Nos detuvimos un momento porque estábamos a punto de perder la paciencia. Había un puesto de comida y pensamos comprar. Una mujer se nos acercó y nos habló en lengua. Alcancé a escuchar que decía Tucurú. Supuse que deseaba que la llevásemos junto a otras mujeres en la parte trasera del vehículo. Nos pareció que era demasiado peligroso y le tuvimos que explicar que no era posible. Ella seguía hablando, mirándonos con cierta condescendencia, como si fuésemos unos niños. Entonces se volvió a sentar bajo un amate enorme, mirando el camino, con una sonrisa de incredulidad.
Salimos de ahí y seguimos. Subíamos por montañas majestuosas, por curvas angostas que colindaban con desfiladeros muy hondos. El sol ya se ponía. Había estado casi todo el día en ruta. Estábamos cansados, nos turnábamos para manejar. Prometí que yo lo haría al llegar a Tactic.
Finalmente, el calor cedió y también el camino. Llegamos a la carretera y casi beso el asfalto. Dos horas y media a toda marcha entre el polvo. Llevábamos los cristales cerrados pero aún así al sacudirme el pantalón se desprendían nubes de tierra.
Tomé el volante y empecé a manejar. Era ya de noche. La montaña espesa amenazaba con volverse impenetrable al levantarse la niebla. Las luces del vehículo no daban para tanta oscuridad. No sentía miedo, sentía respeto, como todas las veces que he transitado en el lugar. Sé que está lleno de cosas que no entiendo, pero que me gustaría comprender.
Imagino la cantidad de agua en las montañas, como una fuente furiosa. Es vida que emana de ella y que se esparce por todo el valle que acabo de transitar. Es también una vida que nos deja y se nos escurre entre los dedos hasta llegar al mar, donde se confunde con un misterio aún más profundo. Sin embargo, sé que en este sitio, la gente sabe algo que nosotros no. Sus miradas los delatan. La forma en la que aún con tanto dolor y miseria, siguen habitando el valle. Me parece asombroso: el río parte la piedra y la montaña, pero no su espíritu.

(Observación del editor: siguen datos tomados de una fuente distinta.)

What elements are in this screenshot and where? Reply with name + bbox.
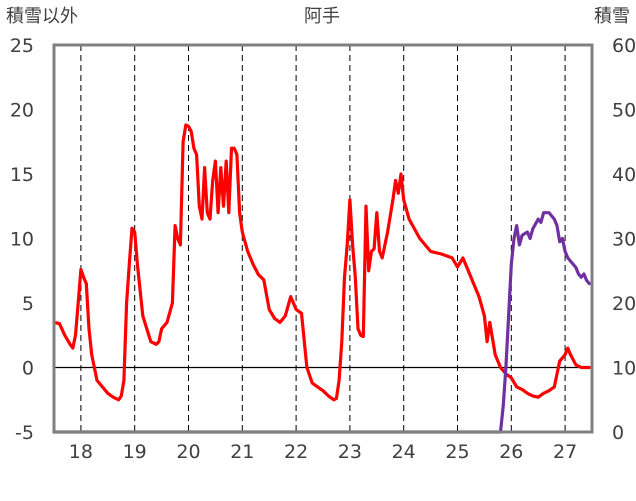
- right-tick-label: 40: [612, 164, 636, 186]
- left-tick-label: 25: [10, 35, 34, 57]
- left-tick-label: 5: [22, 293, 34, 315]
- left-tick-label: -5: [15, 422, 34, 444]
- right-axis-ticks: 0 10 20 30 40 50 60: [612, 35, 636, 444]
- x-tick-label: 22: [284, 441, 308, 463]
- x-tick-label: 21: [230, 441, 254, 463]
- left-axis-label: 積雪以外: [6, 6, 78, 27]
- x-tick-label: 19: [123, 441, 147, 463]
- snow-depth-line: [52, 211, 591, 434]
- x-tick-label: 20: [176, 441, 200, 463]
- right-tick-label: 60: [612, 35, 636, 57]
- right-tick-label: 20: [612, 293, 636, 315]
- left-tick-label: 10: [10, 229, 34, 251]
- chart-title: 阿手: [304, 6, 340, 27]
- plot-border: [52, 43, 594, 434]
- right-tick-label: 50: [612, 100, 636, 122]
- right-tick-label: 10: [612, 358, 636, 380]
- right-tick-label: 0: [612, 422, 624, 444]
- left-tick-label: 20: [10, 100, 34, 122]
- left-tick-label: 15: [10, 164, 34, 186]
- right-axis-label: 積雪: [594, 6, 630, 27]
- left-axis-ticks: -5 0 5 10 15 20 25: [10, 35, 34, 444]
- x-tick-label: 26: [499, 441, 523, 463]
- x-tick-label: 23: [338, 441, 362, 463]
- x-tick-label: 24: [392, 441, 416, 463]
- plot-frame: [52, 43, 594, 434]
- x-axis-ticks: 18 19 20 21 22 23 24 25 26 27: [69, 441, 577, 463]
- x-tick-label: 27: [553, 441, 577, 463]
- x-tick-label: 18: [69, 441, 93, 463]
- primary-line: [52, 123, 591, 402]
- grid-lines: [54, 45, 592, 432]
- x-tick-label: 25: [445, 441, 469, 463]
- right-tick-label: 30: [612, 229, 636, 251]
- left-tick-label: 0: [22, 358, 34, 380]
- series-lines: [52, 123, 591, 434]
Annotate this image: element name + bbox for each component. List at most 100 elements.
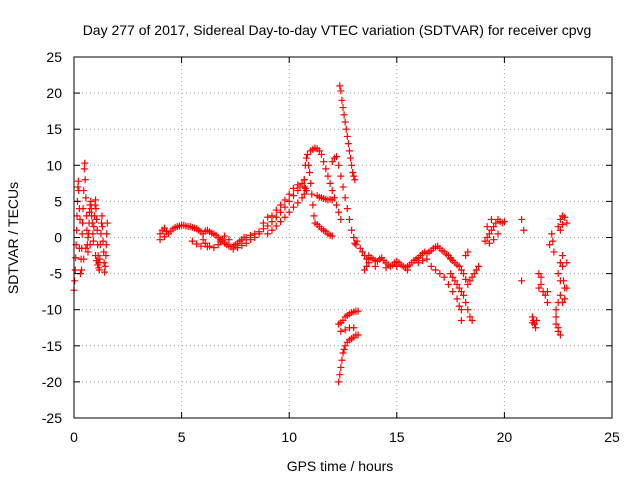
data-point xyxy=(462,298,470,306)
data-point xyxy=(315,147,323,155)
data-point xyxy=(455,284,463,292)
data-point xyxy=(371,262,379,270)
data-point xyxy=(305,161,313,169)
data-point xyxy=(341,194,349,202)
data-point xyxy=(320,158,328,166)
data-point xyxy=(90,223,98,231)
data-point xyxy=(436,270,444,278)
data-point xyxy=(354,307,362,315)
data-point xyxy=(92,252,100,260)
data-point xyxy=(234,244,242,252)
data-point xyxy=(322,165,330,173)
data-point xyxy=(350,234,358,241)
data-point xyxy=(419,257,427,265)
data-point xyxy=(300,183,308,191)
data-point xyxy=(78,266,86,274)
data-point xyxy=(102,241,110,249)
data-point xyxy=(483,223,491,231)
data-point xyxy=(100,248,108,256)
data-point xyxy=(99,237,107,245)
data-point xyxy=(290,184,298,192)
data-point xyxy=(343,132,351,140)
y-tick-label: -15 xyxy=(42,338,62,354)
x-axis-title: GPS time / hours xyxy=(287,458,394,474)
data-point xyxy=(100,259,108,267)
data-point xyxy=(464,248,472,256)
data-point xyxy=(556,215,564,223)
data-point xyxy=(483,234,491,241)
data-point xyxy=(103,219,111,227)
data-point xyxy=(72,254,80,262)
data-point xyxy=(337,327,345,335)
data-point xyxy=(481,237,489,245)
tick-labels: 0 5 10 15 20 25 25 20 15 10 5 0 -5 -10 -15 -20 -25 xyxy=(42,49,620,445)
data-point xyxy=(85,208,93,216)
data-point xyxy=(290,203,298,211)
data-point xyxy=(393,262,401,270)
data-point xyxy=(343,205,351,213)
data-point xyxy=(80,255,88,263)
data-point xyxy=(453,280,461,288)
data-point xyxy=(468,317,476,325)
data-point xyxy=(340,111,348,119)
data-point xyxy=(79,205,87,213)
data-point xyxy=(457,266,465,274)
data-point xyxy=(73,212,81,220)
data-point xyxy=(358,248,366,256)
data-point xyxy=(351,176,359,184)
data-point xyxy=(447,270,455,278)
data-point xyxy=(285,197,293,205)
data-point xyxy=(326,179,334,187)
data-point xyxy=(101,262,109,270)
data-point xyxy=(76,215,84,223)
data-point xyxy=(294,199,302,207)
data-point xyxy=(468,273,476,281)
data-point xyxy=(475,262,483,270)
data-point xyxy=(500,218,508,226)
data-point xyxy=(341,342,349,350)
data-point xyxy=(490,236,498,244)
data-point xyxy=(71,266,79,274)
data-point xyxy=(201,239,209,247)
data-point xyxy=(285,208,293,216)
data-point xyxy=(559,221,567,229)
data-point xyxy=(554,223,562,231)
data-point xyxy=(307,179,315,187)
data-point xyxy=(277,218,285,226)
data-point xyxy=(350,172,358,180)
data-point xyxy=(344,140,352,148)
data-point xyxy=(89,230,97,238)
data-point xyxy=(281,196,289,204)
data-point xyxy=(550,248,558,256)
data-point xyxy=(88,219,96,227)
data-point xyxy=(225,236,233,244)
data-point xyxy=(339,104,347,112)
data-point xyxy=(449,288,457,296)
y-tick-label: -25 xyxy=(42,410,62,426)
data-point xyxy=(87,197,95,205)
data-point xyxy=(350,324,358,332)
data-point xyxy=(86,241,94,249)
data-point xyxy=(347,154,355,162)
data-point xyxy=(348,161,356,169)
data-point xyxy=(242,234,250,241)
data-point xyxy=(333,153,341,161)
data-point xyxy=(559,298,567,306)
data-point xyxy=(533,317,541,325)
data-point xyxy=(563,284,571,292)
data-point xyxy=(103,230,111,238)
data-point xyxy=(546,241,554,249)
data-point xyxy=(561,295,569,303)
data-point xyxy=(303,150,311,158)
data-point xyxy=(102,252,110,260)
data-point xyxy=(432,266,440,274)
data-point xyxy=(328,196,336,204)
y-tick-label: 15 xyxy=(46,121,62,137)
y-tick-label: 25 xyxy=(46,49,62,65)
data-point xyxy=(306,169,314,177)
y-tick-label: -5 xyxy=(50,266,63,282)
data-point xyxy=(298,194,306,202)
data-point xyxy=(93,257,101,265)
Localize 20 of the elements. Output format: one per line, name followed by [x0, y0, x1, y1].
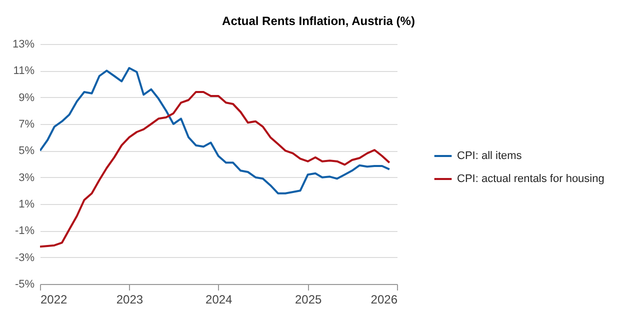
- y-tick-label: -3%: [14, 252, 35, 264]
- x-tick-label: 2022: [40, 292, 68, 306]
- y-tick-label: 13%: [12, 38, 35, 50]
- legend-label: CPI: actual rentals for housing: [457, 173, 604, 185]
- line-series: [40, 67, 390, 194]
- y-tick-label: 7%: [18, 118, 35, 130]
- y-tick-label: -5%: [14, 278, 35, 290]
- x-tick-label: 2023: [116, 292, 144, 306]
- y-tick-label: 5%: [18, 145, 35, 158]
- y-tick-label: 11%: [13, 65, 35, 78]
- y-tick-label: 9%: [18, 92, 35, 104]
- legend-label: CPI: all items: [457, 150, 522, 162]
- x-tick-label: 2025: [294, 292, 322, 306]
- chart-title: Actual Rents Inflation, Austria (%): [222, 14, 415, 28]
- x-tick-label: 2024: [206, 292, 233, 306]
- line-series: [40, 91, 390, 248]
- x-tick-label: 2026: [370, 292, 398, 306]
- y-tick-label: -1%: [14, 225, 35, 238]
- y-tick-label: 1%: [18, 198, 35, 210]
- y-tick-label: 3%: [18, 172, 35, 184]
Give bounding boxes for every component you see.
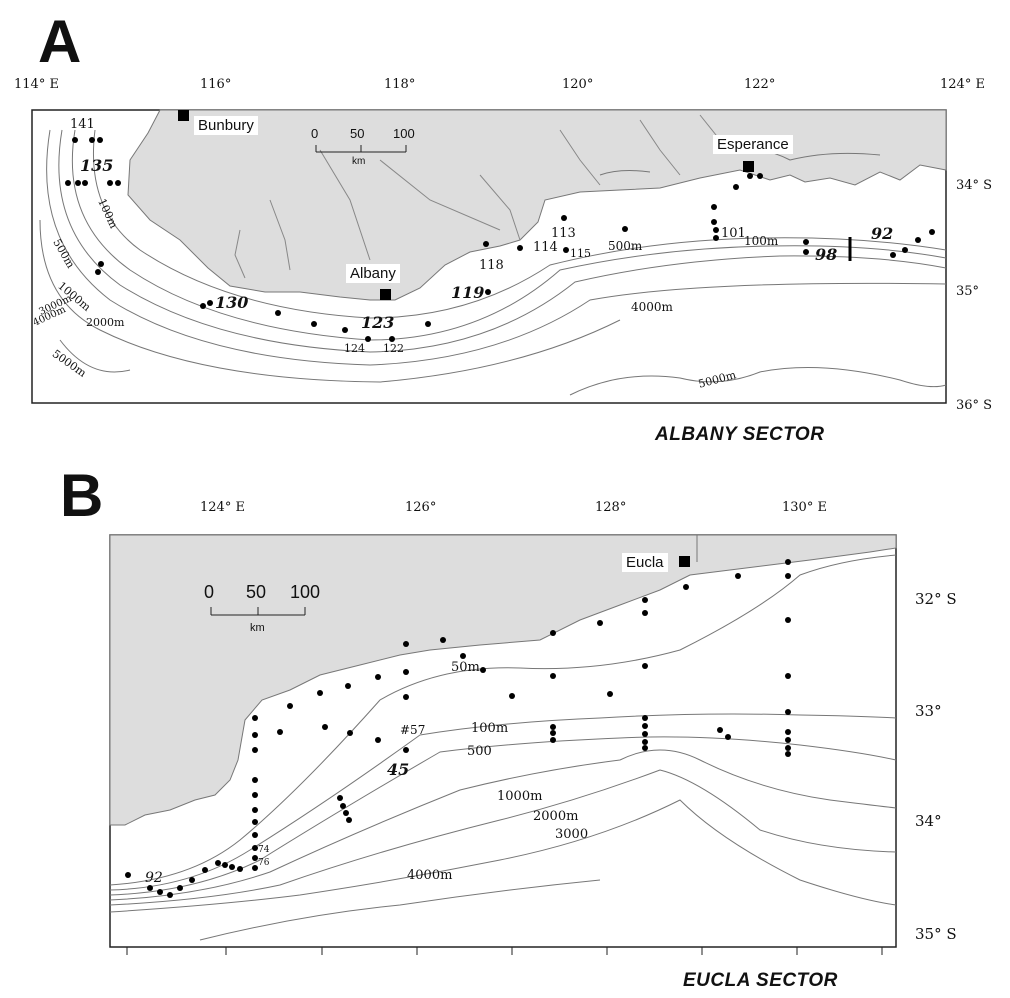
a-contours [39,129,947,396]
a-depth-2000m: 2000m [86,316,125,329]
b-lon-128: 128° [595,500,627,515]
town-eucla: Eucla [622,553,668,572]
a-scale-100: 100 [393,126,415,141]
b-scale-100: 100 [290,582,321,602]
a-lat-36: 36° S [956,398,993,413]
town-albany: Albany [346,264,400,283]
b-lat-33: 33° [915,702,942,720]
a-land [127,109,947,301]
eucla-sector-title: EUCLA SECTOR [683,970,838,991]
a-station-135: 135 [80,156,114,175]
a-scale-50: 50 [350,126,365,141]
panel-b-letter: B [60,462,104,529]
a-lon-122: 122° [744,77,776,92]
a-station-92: 92 [871,224,894,243]
a-depth-100m-east: 100m [744,234,779,248]
town-esperance: Esperance [713,135,793,154]
a-station-119: 119 [451,283,485,302]
a-scale-unit: km [352,156,366,167]
b-station-57: #57 [400,723,426,737]
panel-a-letter: A [38,8,82,75]
bunbury-marker [178,110,189,121]
b-lon-126: 126° [405,500,437,515]
eucla-marker [679,556,690,567]
b-depth-1000m: 1000m [497,789,543,804]
a-station-124: 124 [344,342,365,355]
b-depth-2000m: 2000m [533,809,579,824]
b-scale-bar [210,607,306,616]
a-scale-0: 0 [311,126,319,141]
a-lat-34: 34° S [956,178,993,193]
a-station-98: 98 [815,245,838,264]
albany-marker [380,289,391,300]
a-station-113: 113 [551,226,576,241]
b-lat-32: 32° S [915,590,957,608]
b-contours [109,554,897,941]
b-scale-50: 50 [246,582,267,602]
b-land [109,534,897,826]
b-station-92: 92 [145,870,163,886]
b-scale-0: 0 [204,582,215,602]
a-lon-124: 124° E [940,77,985,92]
a-lon-114: 114° E [14,77,59,92]
b-depth-3000: 3000 [555,827,589,842]
a-lon-116: 116° [200,77,232,92]
a-lat-35: 35° [956,284,980,299]
b-stations [125,559,791,898]
a-depth-4000m-south: 4000m [631,300,673,314]
b-depth-4000m: 4000m [407,868,453,883]
b-scale-unit: km [250,622,265,634]
albany-sector-title: ALBANY SECTOR [655,424,825,445]
a-station-141: 141 [70,117,95,132]
b-depth-100m: 100m [471,721,509,736]
b-lon-124: 124° E [200,500,245,515]
a-station-118: 118 [479,258,504,273]
b-station-74: 74 [258,845,270,855]
esperance-marker [743,161,754,172]
a-station-114: 114 [533,240,558,255]
b-depth-50m: 50m [451,660,480,675]
b-frame-ticks [126,947,883,955]
a-lon-120: 120° [562,77,594,92]
b-depth-500: 500 [467,744,492,759]
a-lon-118: 118° [384,77,416,92]
a-station-101: 101 [721,226,746,241]
b-lat-35: 35° S [915,925,957,943]
b-lat-34: 34° [915,812,942,830]
a-station-130: 130 [215,293,249,312]
a-rivers [234,114,721,279]
b-station-76: 76 [258,858,270,868]
a-station-115: 115 [570,247,591,260]
a-station-122: 122 [383,342,404,355]
a-station-123: 123 [361,313,395,332]
a-depth-500m-east: 500m [608,239,643,253]
b-lon-130: 130° E [782,500,827,515]
a-stations [65,137,935,342]
a-scale-bar [315,145,407,153]
b-station-45: 45 [387,760,410,779]
town-bunbury: Bunbury [194,116,258,135]
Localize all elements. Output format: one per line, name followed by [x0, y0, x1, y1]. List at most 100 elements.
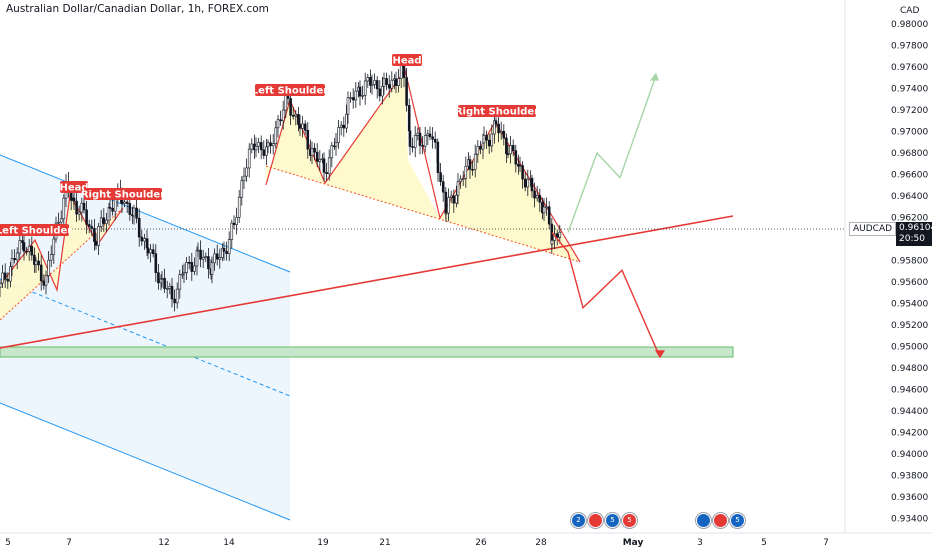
candle-body: [18, 240, 22, 254]
candle-body: [254, 145, 258, 151]
candle-body: [240, 180, 244, 198]
candle-body: [394, 78, 398, 86]
candle-body: [113, 199, 117, 212]
candle-body: [39, 264, 43, 282]
candle-body: [281, 109, 285, 122]
pattern-label: Left Shoulder: [252, 84, 328, 97]
candle-body: [44, 275, 48, 286]
au-flag-icon[interactable]: 2: [571, 513, 586, 528]
candle-body: [318, 158, 322, 162]
candle-body: [351, 97, 355, 101]
candle-body: [123, 201, 126, 204]
currency-label: CAD: [900, 6, 920, 16]
candle-body: [30, 245, 34, 256]
candle-body: [204, 256, 208, 258]
symbol-badge[interactable]: AUDCAD: [849, 222, 897, 236]
candle-body: [482, 135, 486, 144]
candle-body: [168, 285, 172, 289]
price-tick-label: 0.95400: [891, 300, 928, 310]
candle-body: [3, 272, 7, 280]
candle-body: [102, 217, 106, 224]
price-tick-label: 0.94800: [891, 364, 928, 374]
candle-body: [416, 132, 420, 136]
channel-upper-line: [0, 154, 291, 273]
bearish-arrow-head: [655, 350, 665, 359]
time-tick-label: 28: [535, 538, 547, 548]
candle-body: [22, 242, 26, 252]
price-tick-label: 0.94600: [891, 386, 928, 396]
price-tick-label: 0.96400: [891, 192, 928, 202]
event-badges-group-b[interactable]: 5: [696, 513, 745, 528]
ca-flag-icon[interactable]: 5: [622, 513, 637, 528]
pattern2-fill: [266, 70, 580, 262]
candle-body: [358, 86, 362, 97]
time-tick-label: 3: [697, 538, 703, 548]
candle-body: [279, 119, 282, 122]
time-tick-label: 21: [379, 538, 390, 548]
candle-body: [441, 181, 445, 193]
candle-body: [558, 231, 562, 238]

Quizá sea porque la gente de ahí entiende cómo armonizarse con la vida y con la muerte. Quizá tan sólo fluyan. No lo sé. Son cosas que tendré que resolver el resto de mis días.
Mientras salíamos de esas montañas, antes de bajar hacia el Motagua, vimos un valle sobre unas montañas. Era como una corona de fuego sobre los cerros, hecha por luz naranja.
Supongo que se trata de la capital. Algo tan opuesto a eso que dejábamos y que parecía tan sólo una visión escondida tras las montañas. Una vida silente, como la del agua corriendo, profunda, muy honda, dando vida y llevando lejos la sangre, al mar, donde inició todo. Que de ahí fue donde salió mucha de la gente que caminó hasta la capital para repetir lo que pasó en Panzós, con todo su silencio y su misterio.
Es que no dejo de pensar que del agua de esas montañas alimentan hasta las olas del océano; pero no damos nada a cambio, salvo horror y olvido. Quizá eso ya sea una deuda que jamás terminaremos de pagar.